Higher Return To Prison For Women Without Drug Abuse Programs
Many barriers to treatment programs
Female prisoners who did not participate in a drug treatment program after their release were 10 times more likely to return to prison within one year than other prisoners, a new study has found.
More than one-third of those women were sent back to prison within six months, according to the national study led by Flora Matheson, a medical sociologist at St. Michael’s Hospital.
The findings, published in the June issue of the American Journal of Public Health, underline the importance of post-release treatment programs for prisoners with substance abuse problems, Matheson said.
Since women are particularly vulnerable to drug relapse in the first two or three weeks after release, it’s important to begin the community care programs as soon as possible, she said.

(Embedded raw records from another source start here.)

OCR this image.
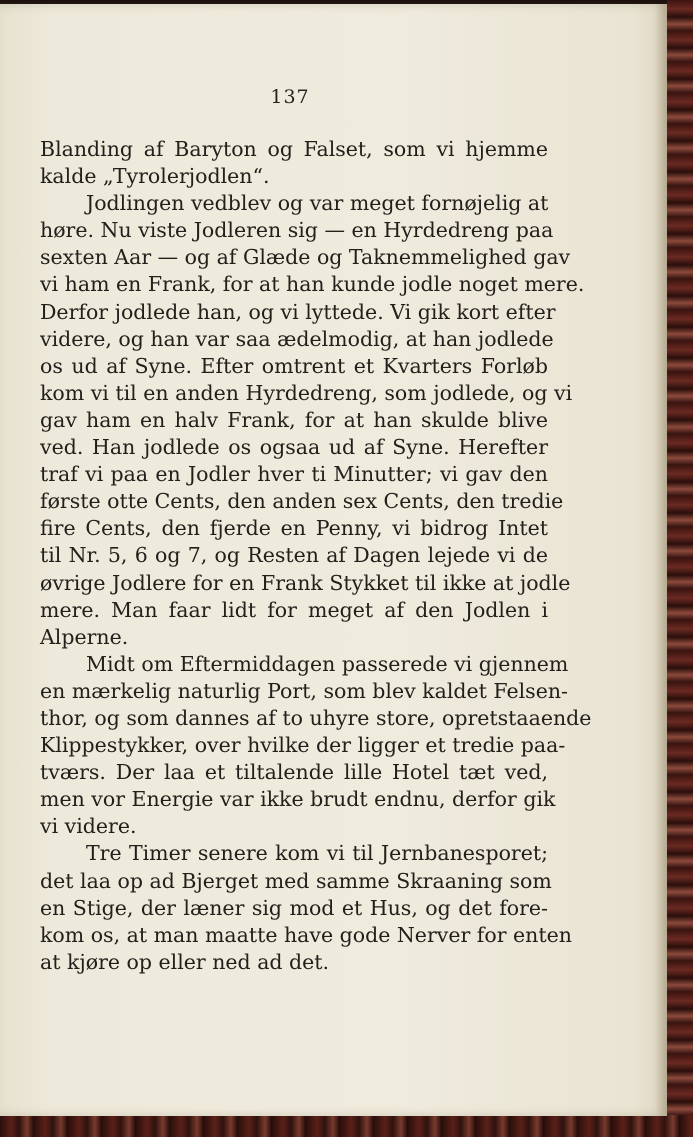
137
Blanding af Baryton og Falset, som vi hjemme
kalde „Tyrolerjodlen“.
Jodlingen vedblev og var meget fornøjelig at
høre. Nu viste Jodleren sig — en Hyrdedreng paa
sexten Aar — og af Glæde og Taknemmelighed gav
vi ham en Frank, for at han kunde jodle noget mere.
Derfor jodlede han, og vi lyttede. Vi gik kort efter
videre, og han var saa ædelmodig, at han jodlede
os ud af Syne. Efter omtrent et Kvarters Forløb
kom vi til en anden Hyrdedreng, som jodlede, og vi
gav ham en halv Frank, for at han skulde blive
ved. Han jodlede os ogsaa ud af Syne. Herefter
traf vi paa en Jodler hver ti Minutter; vi gav den
første otte Cents, den anden sex Cents, den tredie
fire Cents, den fjerde en Penny, vi bidrog Intet
til Nr. 5, 6 og 7, og Resten af Dagen lejede vi de
øvrige Jodlere for en Frank Stykket til ikke at jodle
mere. Man faar lidt for meget af den Jodlen i
Alperne.
Midt om Eftermiddagen passerede vi gjennem
en mærkelig naturlig Port, som blev kaldet Felsen-
thor, og som dannes af to uhyre store, opretstaaende
Klippestykker, over hvilke der ligger et tredie paa-
tværs. Der laa et tiltalende lille Hotel tæt ved,
men vor Energie var ikke brudt endnu, derfor gik
vi videre.
Tre Timer senere kom vi til Jernbanesporet;
det laa op ad Bjerget med samme Skraaning som
en Stige, der læner sig mod et Hus, og det fore-
kom os, at man maatte have gode Nerver for enten
at kjøre op eller ned ad det.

“We don’t want these women re-offending, we want them to remain in the community and be successful,” said Matheson, a scientist in the hospital’s Centre for Research on Inner City Health who collaborated on the study with the Research Branch of the Correctional Service of Canada.
Matheson evaluated the effectiveness of the Community Relapse Prevention and Maintenance program, which was developed by CSC in 2003 for women on parole from six federal prisons. At the time the study was conducted, the community portion of the program consisted of 20, two-hour group sessions offered on a weekly basis. Cocaine was the most common drug that had been used by women in the program (58.9 per cent), followed by crack cocaine (44.3 per cent).
Women who were not exposed to the program were more than 10 times more likely to be back in prison within 52 weeks.
Women make up five per cent of the federal prison population in Canada, although that number has tripled in the past 20 years. About one-third of them were convicted of drug-related offenses.
Matheson noted that drug-using offenders are twice as likely to have unstable housing in the community, are less able to manage stress, are hospitalized more often for mental health issues and have higher recidivism rates than do non-substance-abusing women. Many of them have experienced trauma in their lives, such as childhood, physical or sexual abuse, or domestic abuse, which may have contributed to their substance abuse and mental health issues.
She said there are many barriers to women who want to participate in post-release treatment programs, including childcare and high unemployment rates that make it difficult to afford transportation. Canada is such a vast country geographically that it’s difficult for CSC and other correctional jurisdictions to offer treatment programs in every community.